Lorsqu'une zone compte une majorité de résidents ethniques ou minoritaires définie par le recensement, la fréquence des placements de caméras augmente considérablement, même avec tous les facteurs atténuants pris en compte par les chercheurs de Stanford.

Selon la recherche de Stanford, la fréquence des caméras de surveillance augmente en proportion directe avec l'augmentation de la démographie des minorités dans un quartier.

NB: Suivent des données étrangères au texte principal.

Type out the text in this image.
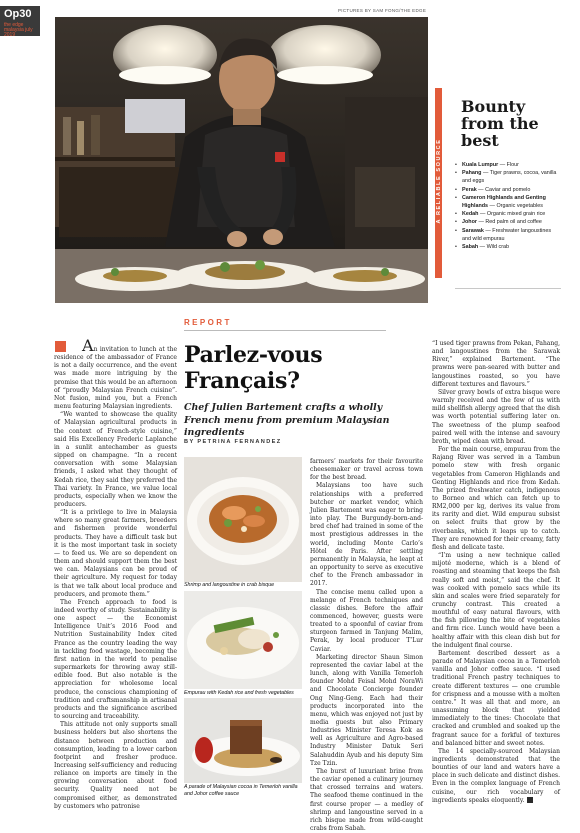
Op30
the edge malaysia july 2019
PICTURES BY SAM FONG/THE EDGE
A RELIABLE SOURCE
Bounty from the best
• Kuala Lumpur — Flour
• Pahang — Tiger prawns, cocoa, vanilla and eggs
• Perak — Caviar and pomelo
• Cameron Highlands and Genting Highlands — Organic vegetables
• Kedah — Organic mixed grain rice
• Johor — Red palm oil and coffee
• Sarawak — Freshwater langoustines and wild empurau
• Sabah — Wild crab
REPORT
Parlez-vous Français?
Chef Julien Bartement crafts a wholly French menu from premium Malaysian ingredients
BY PETRINA FERNANDEZ

An invitation to lunch at the residence of the ambassador of France is not a daily occurrence, and the event was made more intriguing by the promise that this would be an afternoon of “proudly Malaysian French cuisine”. Not fusion, mind you, but a French menu featuring Malaysian ingredients.

“We wanted to showcase the quality of Malaysian agricultural products in the context of French-style cuisine,” said His Excellency Frederic Laplanche in a sunlit antechamber as guests sipped on champagne. “In a recent conversation with some Malaysian friends, I asked what they thought of Kedah rice, they said they preferred the Thai variety. In France, we value local products, especially when we know the producers.

“It is a privilege to live in Malaysia where so many great farmers, breeders and fishermen provide wonderful products. They have a difficult task but it is the most important task in society — to feed us. We are so dependent on them and should support them the best we can. Malaysians can be proud of their agriculture. My request for today is that we talk about local produce and producers, and promote them.”

The French approach to food is indeed worthy of study. Sustainability is one aspect — the Economist Intelligence Unit’s 2016 Food and Nutrition Sustainability Index cited France as the country leading the way in tackling food wastage, becoming the first nation in the world to penalise supermarkets for throwing away still-edible food. But also notable is the appreciation for wholesome local produce, the conscious championing of tradition and craftsmanship in artisanal products and the significance ascribed to sourcing and traceability.

This attitude not only supports small business holders but also shortens the distance between production and consumption, leading to a lower carbon footprint and fresher produce. Increasing self-sufficiency and reducing reliance on imports are timely in the growing conversation about food security. Quality need not be compromised either, as demonstrated by customers who patronise

Shrimp and langoustine in crab bisque
Empurau with Kedah rice and fresh vegetables
A parade of Malaysian cocoa in Temerloh vanilla and Johor coffee sauce

farmers’ markets for their favourite cheesemaker or travel across town for the best bread.

Malaysians too have such relationships with a preferred butcher or market vendor, which Julien Bartement was eager to bring into play. The Burgundy-born-and-bred chef had trained in some of the most prestigious addresses in the world, including Monte Carlo’s Hôtel de Paris. After settling permanently in Malaysia, he leapt at an opportunity to serve as executive chef to the French ambassador in 2017.

The concise menu called upon a melange of French techniques and classic dishes. Before the affair commenced, however, guests were treated to a spoonful of caviar from sturgeon farmed in Tanjung Malim, Perak, by local producer T’Lur Caviar.

Marketing director Shaun Simon represented the caviar label at the lunch, along with Vanilla Temerloh founder Mohd Feisal Mohd NoraWi and Chocolate Concierge founder Ong Ning-Geng. Each had their products incorporated into the menu, which was enjoyed not just by media guests but also Primary Industries Minister Teresa Kok as well as Agriculture and Agro-based Industry Minister Datuk Seri Salahuddin Ayub and his deputy Sim Tze Tzin.

The burst of luxuriant brine from the caviar opened a culinary journey that crossed terrains and waters. The seafood theme continued in the first course proper — a medley of shrimp and langoustine served in a rich bisque made from wild-caught crabs from Sabah.

“I used tiger prawns from Pekan, Pahang, and langoustines from the Sarawak River,” explained Bartement. “The prawns were pan-seared with butter and langoustines roasted, so you have different textures and flavours.”

Silver gravy bowls of extra bisque were warmly received and the few of us with mild shellfish allergy agreed that the dish was worth potential suffering later on. The sweetness of the plump seafood paired well with the intense and savoury broth, wiped clean with bread.

For the main course, empurau from the Rajang River was served in a Tambun pomelo stew with fresh organic vegetables from Cameron Highlands and Genting Highlands and rice from Kedah. The prized freshwater catch, indigenous to Borneo and which can fetch up to RM2,000 per kg, derives its value from its rarity and diet. Wild empurau subsist on select fruits that grow by the riverbanks, which it leaps up to catch. They are renowned for their creamy, fatty flesh and delicate taste.

“I’m using a new technique called mijoté moderne, which is a blend of roasting and steaming that keeps the fish really soft and moist,” said the chef. It was cooked with pomelo sacs while its skin and scales were fried separately for crunchy contrast. This created a mouthful of easy natural flavours, with the fish pillowing the bite of vegetables and firm rice. Lunch would have been a healthy affair with this clean dish but for the indulgent final course.

Bartement described dessert as a parade of Malaysian cocoa in a Temerloh vanilla and Johor coffee sauce. “I used traditional French pastry techniques to create different textures — one crumble for crispness and a mousse with a molten centre.” It was all that and more, an unassuming block that yielded immediately to the tines: Chocolate that cracked and crumbled and soaked up the fragrant sauce for a forkful of textures and balanced bitter and sweet notes.

The 14 specially-sourced Malaysian ingredients demonstrated that the bounties of our land and waters have a place in such delicate and distinct dishes. Even in the complex language of French cuisine, our rich vocabulary of ingredients speaks eloquently. E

Selon la recherche de Stanford, la fréquence des caméras de surveillance augmente en proportion directe avec l'augmentation de la démographie des minorités dans un quartier.

L'étude a été menée sur deux périodes : 2011-2015 et 2016-2020. Bien que les données montrent une croissance constante, et parfois aberrante, du nombre de caméras de surveillance installées sur cette période de neuf ans, les chercheurs suggèrent que cette prolifération pourrait avoir atteint un « plateau temporaire ».

Méthodologie

Les chercheurs ont d'abord compilé deux jeux de données d'images Street View, dont l'un ne présentait pas de placement de caméra vidéo, et ont généré des masques de segmentation pour ces jeux. Un modèle de segmentation a été entraîné sur ces jeux de données par rapport à un jeu de données de validation (de San Francisco – voir « Facteurs limitatifs » ci-dessous).

Ensuite, le modèle de sortie a été exécuté sur des images Street View aléatoires, avec toutes les détections de caméra positives confirmées par des humains et les faux positifs supprimés.

A gauche, l'image brute de Google Street View. Ensuite, le masque de segmentation adapté. Troisièmement, une identification de caméra dérivée de manière algorithmique. À droite, un placement vérifié par l'homme.

A gauche, l'image brute de Google Street View. Ensuite, le masque de segmentation adapté. Troisièmement, une identification de caméra dérivée de manière algorithmique. À droite, un placement vérifié par l'homme.

Enfin, le cadre a calculé le champ de vision des angles de caméra impliqués afin d'estimer l'étendue de la couverture, comparée aux empreintes des bâtiments concernés et aux spécifications du réseau routier.

D'autres données contributives à cette matrice comprenaient les spécifications de construction d'OpenStreetMap et l'utilisation de cartes de recensement américaines pour s'assurer que l'étude était limitée aux limites administratives de chaque ville. De plus, le projet a utilisé les données de localisation des caméras de San Francisco à partir d'un étude par l'Electronic Frontier Foundation (EFF), avec les images Google Street View accessibles via le API statique.

Les chercheurs ont estimé la couverture en calculant le champ de vision des caméras Google Street View par rapport aux données d'OpenStreetMap.

Les chercheurs ont estimé la couverture en calculant le champ de vision des caméras Google Street View par rapport aux données d'OpenStreetMap.

Des facteurs limitants

Les chercheurs concèdent un certain nombre de facteurs limitants qui devraient être pris en compte lors de l'examen des résultats.

Premièrement, que les caméras identifiées par le système d'apprentissage automatique ont toutes été vérifiées ou annulées par la suite par un examen humain, et que cet examen est un processus faillible.

Deuxièmement, l'étude était limitée par la résolution disponible des images Street View, ce qui a limité les chercheurs à l'identification des caméras placées à moins de trente mètres du point de vue. Cela signifie non seulement que certaines caméras ont pu être « inventées » grâce à une résolution limitée, mais aussi que de nombreuses caméras extérieures à ce champ (comme les caméras en hauteur, les emplacements cachés et les micro-caméras intégrées aux sonnettes) n'ont probablement pas été identifiées.

Enfin, l'estimation du rappel du modèle spécifique à la ville peut être un facteur limitant dans l'exactitude des résultats, puisque la ville de San Francisco, où la fréquence des caméras de surveillance avait déjà été étiquetée dans des travaux antérieurs de l'EFF, a été appliquée à d'autres juridictions pour rendre le étude faisable.

 

Rédacteur en apprentissage automatique, spécialiste du domaine de la synthèse d'images humaines. Ancien responsable du contenu de recherche chez Metaphysic.ai.